The ‘not-so-hard’ knocks

The first three times I heard the knock He knocked on my heart.

His knocks weren’t loud or brazen. His knocks where gentle and steady.


Each three occasions He only knocked once.

Each three occasions I knew it could only be Jesus.


✊The first knock I knew was different but I wasn’t sure Who it was but I knew it was important.

✊The second time I heard the knock I knew it was Him and I couldn’t believe that He would come again after the last time I turned my back to Him.

✊The third time He knocked, I knew it was Him but yet I was still in disbelief as to how and why He keeps coming back for me after I kept disappointing Him.


I was so young when He knocked and I opened.


But before I opened, I quickly tidied up and pushed and squished some things into the cupboard. I shoved some boxes under beds and behind couches. I quickly dusted some cabinets and shelves and made sure to look as tidy as possible. I opened the door with a hushed breath as if I was expecting Him all this time….but He knew.
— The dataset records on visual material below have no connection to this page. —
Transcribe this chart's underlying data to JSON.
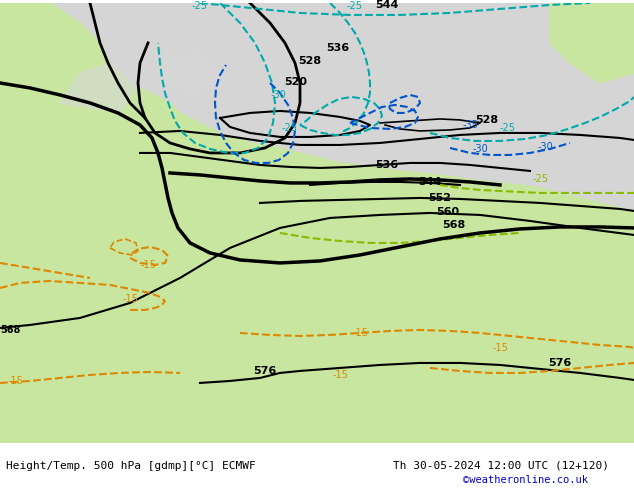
{
  "title_left": "Height/Temp. 500 hPa [gdmp][°C] ECMWF",
  "title_right": "Th 30-05-2024 12:00 UTC (12+120)",
  "credit": "©weatheronline.co.uk",
  "bg_color": "#d5d5d5",
  "land_color": "#c8e6a0",
  "contour_black": "#000000",
  "contour_cyan": "#00aaaa",
  "contour_blue": "#0055cc",
  "contour_green": "#88bb00",
  "contour_orange": "#dd8800",
  "figsize": [
    6.34,
    4.9
  ],
  "dpi": 100
}
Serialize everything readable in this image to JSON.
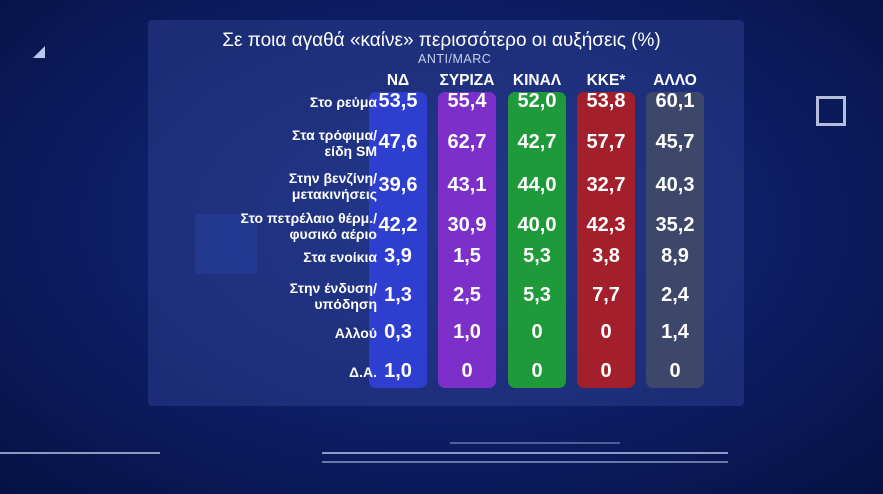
{
  "chart_data": {
    "type": "table",
    "title": "Σε ποια αγαθά «καίνε» περισσότερο οι αυξήσεις (%)",
    "source": "ANTI/MARC",
    "columns": [
      {
        "name": "ΝΔ",
        "color": "#2e3fd0"
      },
      {
        "name": "ΣΥΡΙΖΑ",
        "color": "#7d2fc9"
      },
      {
        "name": "ΚΙΝΑΛ",
        "color": "#1f9a3a"
      },
      {
        "name": "ΚΚΕ*",
        "color": "#a31f2c"
      },
      {
        "name": "ΑΛΛΟ",
        "color": "#3c4769"
      }
    ],
    "rows": [
      {
        "label": "Στο ρεύμα",
        "values": [
          "53,5",
          "55,4",
          "52,0",
          "53,8",
          "60,1"
        ]
      },
      {
        "label": "Στα τρόφιμα/\nείδη SM",
        "values": [
          "47,6",
          "62,7",
          "42,7",
          "57,7",
          "45,7"
        ]
      },
      {
        "label": "Στην βενζίνη/\nμετακινήσεις",
        "values": [
          "39,6",
          "43,1",
          "44,0",
          "32,7",
          "40,3"
        ]
      },
      {
        "label": "Στο πετρέλαιο θέρμ./\nφυσικό αέριο",
        "values": [
          "42,2",
          "30,9",
          "40,0",
          "42,3",
          "35,2"
        ]
      },
      {
        "label": "Στα ενοίκια",
        "values": [
          "3,9",
          "1,5",
          "5,3",
          "3,8",
          "8,9"
        ]
      },
      {
        "label": "Στην ένδυση/\nυπόδηση",
        "values": [
          "1,3",
          "2,5",
          "5,3",
          "7,7",
          "2,4"
        ]
      },
      {
        "label": "Αλλού",
        "values": [
          "0,3",
          "1,0",
          "0",
          "0",
          "1,4"
        ]
      },
      {
        "label": "Δ.Α.",
        "values": [
          "1,0",
          "0",
          "0",
          "0",
          "0"
        ]
      }
    ]
  }
}
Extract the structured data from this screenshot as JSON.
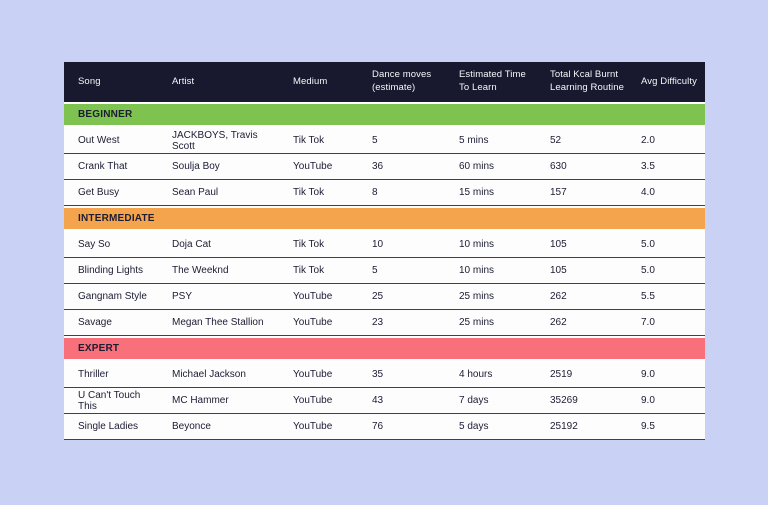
{
  "colors": {
    "page_background": "#c9d2f4",
    "header_background": "#18182f",
    "header_text": "#f7f7fa",
    "body_text": "#1c1c33",
    "row_background": "#fdfdfe",
    "row_divider": "#3f3f54",
    "beginner": "#7ec24f",
    "intermediate": "#f4a44c",
    "expert": "#f7707a"
  },
  "chart_data": {
    "type": "table",
    "columns": [
      {
        "lines": [
          "Song"
        ]
      },
      {
        "lines": [
          "Artist"
        ]
      },
      {
        "lines": [
          "Medium"
        ]
      },
      {
        "lines": [
          "Dance moves",
          "(estimate)"
        ]
      },
      {
        "lines": [
          "Estimated Time",
          "To Learn"
        ]
      },
      {
        "lines": [
          "Total Kcal Burnt",
          "Learning Routine"
        ]
      },
      {
        "lines": [
          "Avg Difficulty"
        ]
      }
    ],
    "sections": [
      {
        "label": "BEGINNER",
        "color_key": "beginner",
        "rows": [
          {
            "song": "Out West",
            "artist": "JACKBOYS, Travis Scott",
            "medium": "Tik Tok",
            "dance_moves": "5",
            "time_to_learn": "5 mins",
            "kcal_burnt": "52",
            "avg_difficulty": "2.0"
          },
          {
            "song": "Crank That",
            "artist": "Soulja Boy",
            "medium": "YouTube",
            "dance_moves": "36",
            "time_to_learn": "60 mins",
            "kcal_burnt": "630",
            "avg_difficulty": "3.5"
          },
          {
            "song": "Get Busy",
            "artist": "Sean Paul",
            "medium": "Tik Tok",
            "dance_moves": "8",
            "time_to_learn": "15 mins",
            "kcal_burnt": "157",
            "avg_difficulty": "4.0"
          }
        ]
      },
      {
        "label": "INTERMEDIATE",
        "color_key": "intermediate",
        "rows": [
          {
            "song": "Say So",
            "artist": "Doja Cat",
            "medium": "Tik Tok",
            "dance_moves": "10",
            "time_to_learn": "10 mins",
            "kcal_burnt": "105",
            "avg_difficulty": "5.0"
          },
          {
            "song": "Blinding Lights",
            "artist": "The Weeknd",
            "medium": "Tik Tok",
            "dance_moves": "5",
            "time_to_learn": "10 mins",
            "kcal_burnt": "105",
            "avg_difficulty": "5.0"
          },
          {
            "song": "Gangnam Style",
            "artist": "PSY",
            "medium": "YouTube",
            "dance_moves": "25",
            "time_to_learn": "25 mins",
            "kcal_burnt": "262",
            "avg_difficulty": "5.5"
          },
          {
            "song": "Savage",
            "artist": "Megan Thee Stallion",
            "medium": "YouTube",
            "dance_moves": "23",
            "time_to_learn": "25 mins",
            "kcal_burnt": "262",
            "avg_difficulty": "7.0"
          }
        ]
      },
      {
        "label": "EXPERT",
        "color_key": "expert",
        "rows": [
          {
            "song": "Thriller",
            "artist": "Michael Jackson",
            "medium": "YouTube",
            "dance_moves": "35",
            "time_to_learn": "4 hours",
            "kcal_burnt": "2519",
            "avg_difficulty": "9.0"
          },
          {
            "song": "U Can't Touch This",
            "artist": "MC Hammer",
            "medium": "YouTube",
            "dance_moves": "43",
            "time_to_learn": "7 days",
            "kcal_burnt": "35269",
            "avg_difficulty": "9.0"
          },
          {
            "song": "Single Ladies",
            "artist": "Beyonce",
            "medium": "YouTube",
            "dance_moves": "76",
            "time_to_learn": "5 days",
            "kcal_burnt": "25192",
            "avg_difficulty": "9.5"
          }
        ]
      }
    ]
  }
}
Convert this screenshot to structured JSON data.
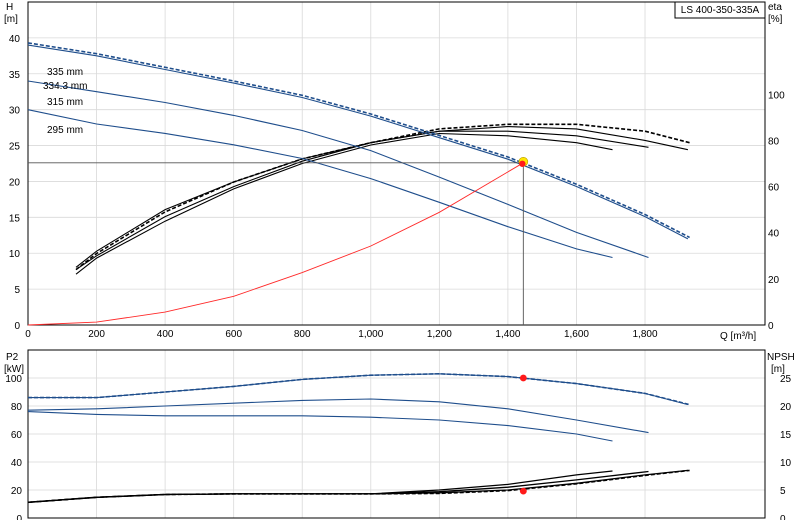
{
  "chart_data": {
    "type": "line",
    "model_label": "LS 400-350-335A",
    "x_label": "Q [m³/h]",
    "x_ticks": [
      "0",
      "200",
      "400",
      "600",
      "800",
      "1,000",
      "1,200",
      "1,400",
      "1,600",
      "1,800"
    ],
    "xlim": [
      0,
      2150
    ],
    "duty_point": {
      "q": 1445,
      "h": 22.6
    },
    "grid": true,
    "upper": {
      "left_axis": {
        "label": "H",
        "unit": "[m]",
        "ylim": [
          0,
          45
        ],
        "ticks": [
          "0",
          "5",
          "10",
          "15",
          "20",
          "25",
          "30",
          "35",
          "40"
        ]
      },
      "right_axis": {
        "label": "eta",
        "unit": "[%]",
        "ylim": [
          0,
          140
        ],
        "ticks": [
          "0",
          "20",
          "40",
          "60",
          "80",
          "100"
        ]
      },
      "head_curves": [
        {
          "name": "335 mm",
          "dashed": true,
          "color": "#1f4e8c",
          "points": [
            [
              0,
              39.3
            ],
            [
              200,
              37.8
            ],
            [
              400,
              35.9
            ],
            [
              600,
              34.0
            ],
            [
              800,
              32.0
            ],
            [
              1000,
              29.4
            ],
            [
              1200,
              26.4
            ],
            [
              1400,
              23.4
            ],
            [
              1600,
              19.6
            ],
            [
              1800,
              15.4
            ],
            [
              1930,
              12.2
            ]
          ]
        },
        {
          "name": "334.3 mm",
          "dashed": false,
          "color": "#1f4e8c",
          "points": [
            [
              0,
              39.0
            ],
            [
              200,
              37.5
            ],
            [
              400,
              35.6
            ],
            [
              600,
              33.7
            ],
            [
              800,
              31.7
            ],
            [
              1000,
              29.1
            ],
            [
              1200,
              26.1
            ],
            [
              1400,
              23.1
            ],
            [
              1600,
              19.3
            ],
            [
              1800,
              15.1
            ],
            [
              1925,
              12.0
            ]
          ]
        },
        {
          "name": "315 mm",
          "dashed": false,
          "color": "#1f4e8c",
          "points": [
            [
              0,
              34.0
            ],
            [
              200,
              32.5
            ],
            [
              400,
              31.0
            ],
            [
              600,
              29.2
            ],
            [
              800,
              27.1
            ],
            [
              1000,
              24.3
            ],
            [
              1200,
              20.6
            ],
            [
              1400,
              16.8
            ],
            [
              1600,
              12.9
            ],
            [
              1810,
              9.4
            ]
          ]
        },
        {
          "name": "295 mm",
          "dashed": false,
          "color": "#1f4e8c",
          "points": [
            [
              0,
              30.0
            ],
            [
              200,
              28.0
            ],
            [
              400,
              26.7
            ],
            [
              600,
              25.1
            ],
            [
              800,
              23.2
            ],
            [
              1000,
              20.4
            ],
            [
              1200,
              17.1
            ],
            [
              1400,
              13.7
            ],
            [
              1600,
              10.6
            ],
            [
              1705,
              9.4
            ]
          ]
        }
      ],
      "system_curve": {
        "color": "#ff2a2a",
        "points": [
          [
            0,
            0
          ],
          [
            200,
            0.4
          ],
          [
            400,
            1.8
          ],
          [
            600,
            4.0
          ],
          [
            800,
            7.3
          ],
          [
            1000,
            11.0
          ],
          [
            1200,
            15.7
          ],
          [
            1445,
            22.6
          ]
        ]
      },
      "efficiency_curves": [
        {
          "dashed": true,
          "color": "#000000",
          "points": [
            [
              140,
              24
            ],
            [
              200,
              31
            ],
            [
              400,
              49
            ],
            [
              600,
              62
            ],
            [
              800,
              72
            ],
            [
              1000,
              79
            ],
            [
              1200,
              85
            ],
            [
              1400,
              87
            ],
            [
              1600,
              87
            ],
            [
              1800,
              84
            ],
            [
              1930,
              79
            ]
          ]
        },
        {
          "dashed": false,
          "color": "#000000",
          "points": [
            [
              140,
              25
            ],
            [
              200,
              32
            ],
            [
              400,
              50
            ],
            [
              600,
              62
            ],
            [
              800,
              72
            ],
            [
              1000,
              79
            ],
            [
              1200,
              84
            ],
            [
              1400,
              86
            ],
            [
              1600,
              85
            ],
            [
              1800,
              80
            ],
            [
              1925,
              76
            ]
          ]
        },
        {
          "dashed": false,
          "color": "#000000",
          "points": [
            [
              140,
              24
            ],
            [
              200,
              30
            ],
            [
              400,
              47
            ],
            [
              600,
              60
            ],
            [
              800,
              71
            ],
            [
              1000,
              79
            ],
            [
              1200,
              84
            ],
            [
              1400,
              84
            ],
            [
              1600,
              82
            ],
            [
              1810,
              77
            ]
          ]
        },
        {
          "dashed": false,
          "color": "#000000",
          "points": [
            [
              140,
              22
            ],
            [
              200,
              29
            ],
            [
              400,
              45
            ],
            [
              600,
              59
            ],
            [
              800,
              70
            ],
            [
              1000,
              78
            ],
            [
              1200,
              83
            ],
            [
              1400,
              82
            ],
            [
              1600,
              79
            ],
            [
              1705,
              76
            ]
          ]
        }
      ]
    },
    "lower": {
      "left_axis": {
        "label": "P2",
        "unit": "[kW]",
        "ylim": [
          0,
          120
        ],
        "ticks": [
          "0",
          "20",
          "40",
          "60",
          "80",
          "100"
        ]
      },
      "right_axis": {
        "label": "NPSH",
        "unit": "[m]",
        "ylim": [
          0,
          30
        ],
        "ticks": [
          "0",
          "5",
          "10",
          "15",
          "20",
          "25"
        ]
      },
      "power_curves": [
        {
          "dashed": true,
          "color": "#1f4e8c",
          "points": [
            [
              0,
              86
            ],
            [
              200,
              86
            ],
            [
              400,
              90
            ],
            [
              600,
              94
            ],
            [
              800,
              99
            ],
            [
              1000,
              102
            ],
            [
              1200,
              103
            ],
            [
              1400,
              101
            ],
            [
              1600,
              96
            ],
            [
              1800,
              89
            ],
            [
              1930,
              81
            ]
          ]
        },
        {
          "dashed": false,
          "color": "#1f4e8c",
          "points": [
            [
              0,
              86
            ],
            [
              200,
              86
            ],
            [
              400,
              90
            ],
            [
              600,
              94
            ],
            [
              800,
              99
            ],
            [
              1000,
              102
            ],
            [
              1200,
              103
            ],
            [
              1400,
              101
            ],
            [
              1600,
              96
            ],
            [
              1800,
              89
            ],
            [
              1925,
              81
            ]
          ]
        },
        {
          "dashed": false,
          "color": "#1f4e8c",
          "points": [
            [
              0,
              77
            ],
            [
              200,
              78
            ],
            [
              400,
              80
            ],
            [
              600,
              82
            ],
            [
              800,
              84
            ],
            [
              1000,
              85
            ],
            [
              1200,
              83
            ],
            [
              1400,
              78
            ],
            [
              1600,
              70
            ],
            [
              1810,
              61
            ]
          ]
        },
        {
          "dashed": false,
          "color": "#1f4e8c",
          "points": [
            [
              0,
              76
            ],
            [
              200,
              74
            ],
            [
              400,
              73
            ],
            [
              600,
              73
            ],
            [
              800,
              73
            ],
            [
              1000,
              72
            ],
            [
              1200,
              70
            ],
            [
              1400,
              66
            ],
            [
              1600,
              60
            ],
            [
              1705,
              55
            ]
          ]
        }
      ],
      "npsh_curves": [
        {
          "dashed": true,
          "color": "#000000",
          "points": [
            [
              0,
              2.8
            ],
            [
              200,
              3.7
            ],
            [
              400,
              4.2
            ],
            [
              600,
              4.3
            ],
            [
              800,
              4.3
            ],
            [
              1000,
              4.3
            ],
            [
              1200,
              4.4
            ],
            [
              1400,
              4.9
            ],
            [
              1600,
              6.1
            ],
            [
              1800,
              7.6
            ],
            [
              1930,
              8.5
            ]
          ]
        },
        {
          "dashed": false,
          "color": "#000000",
          "points": [
            [
              0,
              2.8
            ],
            [
              200,
              3.7
            ],
            [
              400,
              4.2
            ],
            [
              600,
              4.3
            ],
            [
              800,
              4.3
            ],
            [
              1000,
              4.3
            ],
            [
              1200,
              4.5
            ],
            [
              1400,
              5.0
            ],
            [
              1600,
              6.2
            ],
            [
              1800,
              7.7
            ],
            [
              1925,
              8.5
            ]
          ]
        },
        {
          "dashed": false,
          "color": "#000000",
          "points": [
            [
              0,
              2.8
            ],
            [
              200,
              3.7
            ],
            [
              400,
              4.2
            ],
            [
              600,
              4.3
            ],
            [
              800,
              4.3
            ],
            [
              1000,
              4.3
            ],
            [
              1200,
              4.7
            ],
            [
              1400,
              5.5
            ],
            [
              1600,
              6.8
            ],
            [
              1810,
              8.3
            ]
          ]
        },
        {
          "dashed": false,
          "color": "#000000",
          "points": [
            [
              0,
              2.8
            ],
            [
              200,
              3.7
            ],
            [
              400,
              4.2
            ],
            [
              600,
              4.3
            ],
            [
              800,
              4.3
            ],
            [
              1000,
              4.3
            ],
            [
              1200,
              5.0
            ],
            [
              1400,
              6.0
            ],
            [
              1600,
              7.7
            ],
            [
              1705,
              8.4
            ]
          ]
        }
      ],
      "duty_power": 100,
      "duty_npsh": 4.8
    }
  }
}
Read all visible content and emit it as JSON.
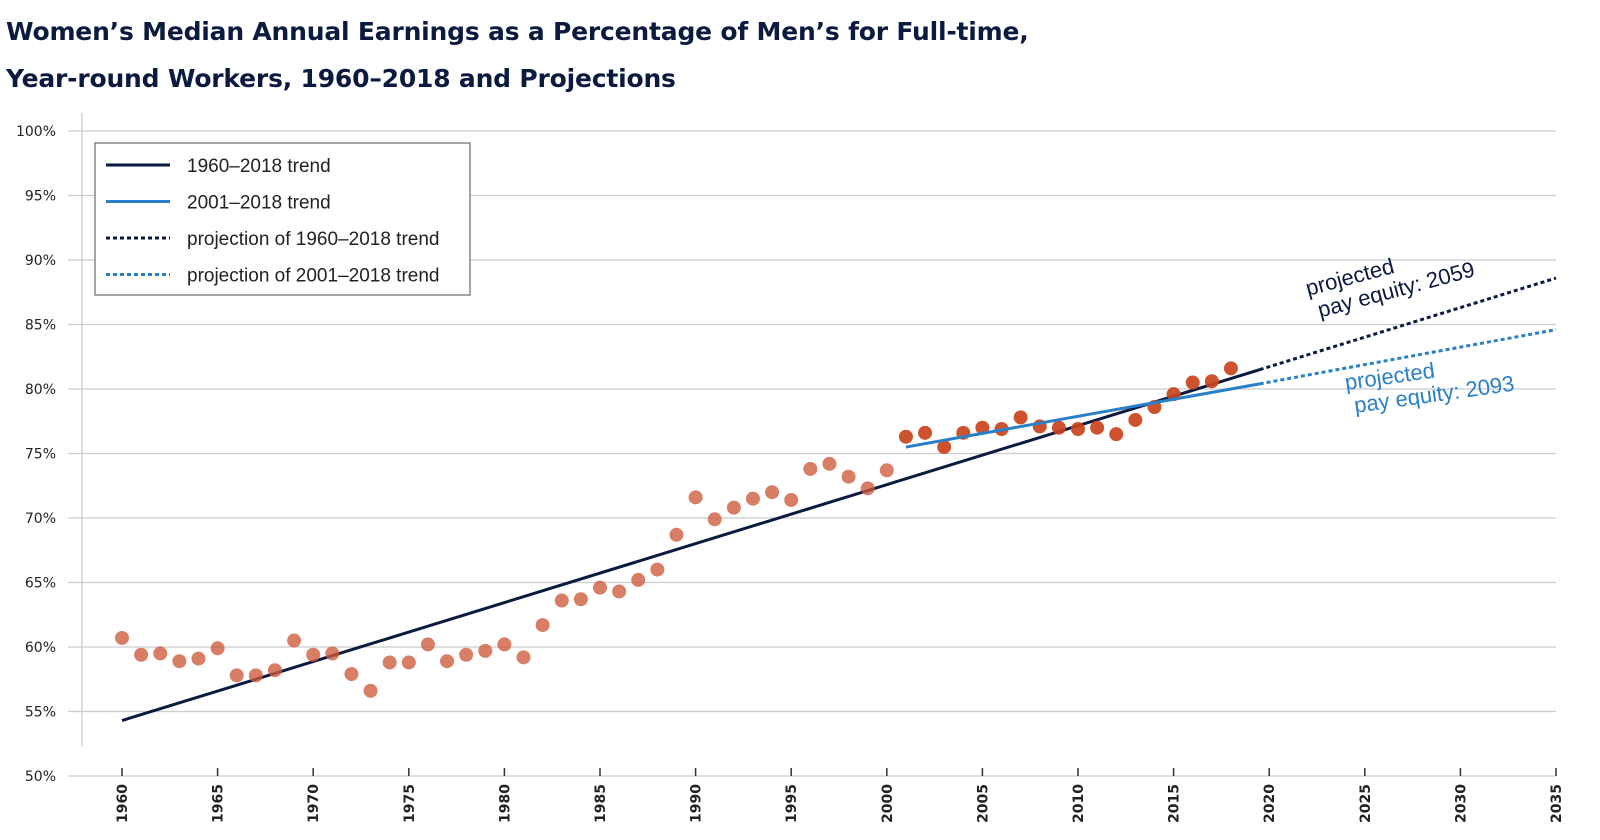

I was so worried to not open the cupboards and move things around because I knew stuff would fall out and everything will just be a mess. I didn’t want to be a mess but when I eventually did make a mess in another corner of my life, I decided to burrow myself into that mess instead of actually coming to Him with my mess. I hid myself in my new mess and didn’t want to look to Him and He left the room.


I knew He never left me. But I knew He left the room because I ignored Him.


🙏Much later, years later.  I called on Him. I yearned for His knock, His company, I longed for Him. I longed for Jesus. I knocked the only way I could, I prayed.


✊That fourth time,He knocked again. 🥹


I didn’t care for the mess, I couldn’t care for how things looked and I ran to that door. I ran to Jesus. I opened my whole life to Him.


No more hiding.

No more lying.

No more pretending.


I gave Him everything. I gave Him all I am.


He became my Everything. He became my All.


He took every room apart, He uprooted that rotten foundation. He laid His new foundation. He became my new foundation. He helped me open the cupboards and sort through all that fell out and sort through all those once hidden boxes.


Till this day, He makes all things new.

Till this day, He cleans out all that’s not from Him.


Till this day, my life belongs to Him and all I am will forever be His.


He is Jesus.

The Lover of my soul.

The One who gave it all for me.

My One and Only Lord & Saviour.

By His grace and love I am saved.

Because of Jesus, I know my Father.


🤍

I pray you do not ignore His knock.

I pray you open the door just as you are.